WASHINGTON - The National Credit Union Administration appeared to ease congressional concerns about liquidity and investment problems at Capital Corporate Federal Credit Union by pledging tighter supervision in the future.
Speaking Friday before the House Banking subcommittee on financial institutions and consumer credit, NCUA Chairman Norman E. D'Amours announced that next month the agency will issue for comment tough capital and investment regulations for corporates.
"I will recommend to the board that we make significant changes in the corporate credit union regulations in the very near future which will address the need for stronger capital, and tighten corporates' investment authority in order to avoid another Cap Corp situation," Mr. D'Amours said in his testimony.
Rep. Marge Roukema, R-N.J., chairwoman of the subcommittee, indicated she was pleased with Mr. D'Amours' direction, but put the regulator on notice that the panel would be watching him.
"We'll be expecting reports and updates," she said.
Mr. D'Amours criticized some of the 43 corporates - Cap Corp among them - for straying from their original mission of providing liquidity to credit unions and acting more like investment banks.
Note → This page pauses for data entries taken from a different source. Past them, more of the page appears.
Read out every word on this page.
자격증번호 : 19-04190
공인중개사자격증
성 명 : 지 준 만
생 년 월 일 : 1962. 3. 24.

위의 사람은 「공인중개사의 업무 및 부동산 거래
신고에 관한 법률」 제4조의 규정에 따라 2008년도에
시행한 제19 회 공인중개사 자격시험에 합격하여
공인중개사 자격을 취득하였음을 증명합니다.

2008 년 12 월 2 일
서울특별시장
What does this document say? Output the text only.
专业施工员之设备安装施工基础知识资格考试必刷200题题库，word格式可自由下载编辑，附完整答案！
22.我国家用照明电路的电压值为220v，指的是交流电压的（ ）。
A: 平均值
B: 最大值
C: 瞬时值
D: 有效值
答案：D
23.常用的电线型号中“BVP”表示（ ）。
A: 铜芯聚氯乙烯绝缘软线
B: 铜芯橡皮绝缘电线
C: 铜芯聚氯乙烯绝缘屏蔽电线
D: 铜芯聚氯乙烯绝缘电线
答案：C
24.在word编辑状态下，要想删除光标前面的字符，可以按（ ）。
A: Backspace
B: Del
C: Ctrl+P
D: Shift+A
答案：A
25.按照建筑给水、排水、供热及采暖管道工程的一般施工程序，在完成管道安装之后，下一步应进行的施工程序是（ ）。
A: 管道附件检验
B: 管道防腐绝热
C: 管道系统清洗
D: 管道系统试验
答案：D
To counteract this, the agency will require corporates to move closer to a "matched book" operation, in which loans and investments are funded with deposits of similar maturity.
Most corporates already act this way, but some operate under a "managed risk" system, in which there is a mismatch between terms of deposits and investments.
Also, Mr. D'Amours said the NCUA may limit collateralized mortagage investments so they don't exceed a corporate's primary capital.
Depending on how far NCUA goes in its regulations, the rules could invite virulent opposition from the industry. There is concern that if corporates are hobbled, credit unions seeking a higher yield will pull out money and place it with brokers.
"I don't believe corporates could maintain their return to members if they go to a matched book," said Philip F. Donovan, principal of the Calibre Financial Group Inc., Memphis.
James R. Bell, president of U.S. Central Credit Union, said, "Undue constraints could jeopardize corporates' abilities to attract and retain the funds needed to fulfill their primary roles as liquidity providers."
Although lawmakers expressed concern that the NCUA missed some "red flags" in the Cap Corp matter - and Rep. Albert Wynn, D-Md. questioned why the regulator didn't move in earlier - they seemed to back the agency's decision to put the institution into conservatorship.
"You did the right thing," said Rep. Paul E. Kanjorski, D-Pa.